I know I am unworthy of the mercy, the salvation that my God has offered me. Perhaps it was my sins that caused her to weep so much in the past, to be so afraid to the other gods, to lie in her resting place for hours without moving, staring into empty space. Yet my God always showed me joy when I came to her. When I buried my face in her body, her weeping always ended. When I asked her to walk me, she always answered my prayer. Perhaps, indeed, it is a sin to imagine that my own sins are the cause of her weeping: how can I understand the mind of God?

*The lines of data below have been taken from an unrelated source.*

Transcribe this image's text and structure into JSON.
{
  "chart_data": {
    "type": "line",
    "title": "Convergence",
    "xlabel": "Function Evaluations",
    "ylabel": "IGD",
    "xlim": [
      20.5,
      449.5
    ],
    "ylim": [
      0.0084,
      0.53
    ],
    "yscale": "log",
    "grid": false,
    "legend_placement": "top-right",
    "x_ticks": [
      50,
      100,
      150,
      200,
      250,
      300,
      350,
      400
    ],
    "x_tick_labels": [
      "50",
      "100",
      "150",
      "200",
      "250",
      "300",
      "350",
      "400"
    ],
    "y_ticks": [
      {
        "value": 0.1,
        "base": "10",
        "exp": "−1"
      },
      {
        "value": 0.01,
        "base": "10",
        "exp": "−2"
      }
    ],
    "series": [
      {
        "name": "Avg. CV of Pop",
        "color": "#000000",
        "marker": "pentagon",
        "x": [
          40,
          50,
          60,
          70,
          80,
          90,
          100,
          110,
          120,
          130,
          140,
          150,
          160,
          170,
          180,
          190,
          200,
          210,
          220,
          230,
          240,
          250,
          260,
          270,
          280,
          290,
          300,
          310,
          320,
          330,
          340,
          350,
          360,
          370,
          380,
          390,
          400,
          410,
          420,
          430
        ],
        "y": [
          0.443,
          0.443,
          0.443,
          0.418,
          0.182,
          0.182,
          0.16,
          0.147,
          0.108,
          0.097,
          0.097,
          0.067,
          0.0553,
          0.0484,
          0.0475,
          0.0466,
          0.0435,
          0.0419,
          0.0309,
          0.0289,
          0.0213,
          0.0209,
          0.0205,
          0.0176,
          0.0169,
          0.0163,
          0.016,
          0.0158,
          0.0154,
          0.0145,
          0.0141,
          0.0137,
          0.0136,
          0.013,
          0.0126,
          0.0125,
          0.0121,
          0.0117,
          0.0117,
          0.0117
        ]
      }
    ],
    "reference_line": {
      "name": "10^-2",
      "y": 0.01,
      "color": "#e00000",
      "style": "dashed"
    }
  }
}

But since my God got her new smell, the weeping happens less. She laughs more. She does not lie for so long in her bed. And I do not even need to pray in order for her to take me on walks. It would be blasphemous to say that I can know the thoughts of the divine, and yet I cannot escape the feeling: my God seems happier. And God has chosen, in her generosity, to share this beautiful new happiness with me.
The indescribable depths of divine generosity are, presumably, how she manages to tolerate the cat.
I’ve noticed the servant smells a little different these days. Moping less, too – which is good. This one is very sweet and I am pretty attached to her, in spite of myself. She does still keep trying to get me to eat that dry food, but I’m firm with her and after enough meows she usually gets the message and gives me a proper meal. You just have to stand your ground with servants – make sure they know who’s boss. Treat them nicely, but not too nicely.
I know one shouldn’t get too attached to one’s servants. When my last servant died, it really got to me. He was very affectionate, and never even attempted this dry food nonsense. But he was very, very old. I know that humans have very long lifespans – but not forever. I really shouldn’t have let him become so dear to me. It was… when I found him cold in his bed that morning, and it became clear he wasn’t waking up, it was a very nasty shock. I still have nightmares about it.
When I found my new servant, I told myself “don’t let yourself get too close to this one. You never know what might happen.” But, well, what can I say. I’m soft-hearted. She’s a hard-working girl, cleans the litter box promptly, doesn’t skimp on the treats, handy with a laser pointer. And when I got here, she always seemed so sad. I don’t know what happened to her but, well, I missed my own servant, and I understood what pain is like. So I’d snuggle up to her when she was lying in bed – which she did a lot, just staring into space and moping. I mean, it was a warm place to sleep. But also, it seemed to help her a little bit.
Since she got the new smell though, she seems better. Making those weird little human noises they make when they’re happy. Mixing more with the other humans. Smiling. It’s quite cute, honestly. And – you know, she’s young. She seems healthy enough. Maybe it’s not so terrible to be a little bit attached to this one.
She’s not perfect. It’s going to take a while to train her out of this dry food habit. But she’s a good girl, all in all. I’m glad she seems happier these days.
Don’t understand why she still insists on keeping that dog around though.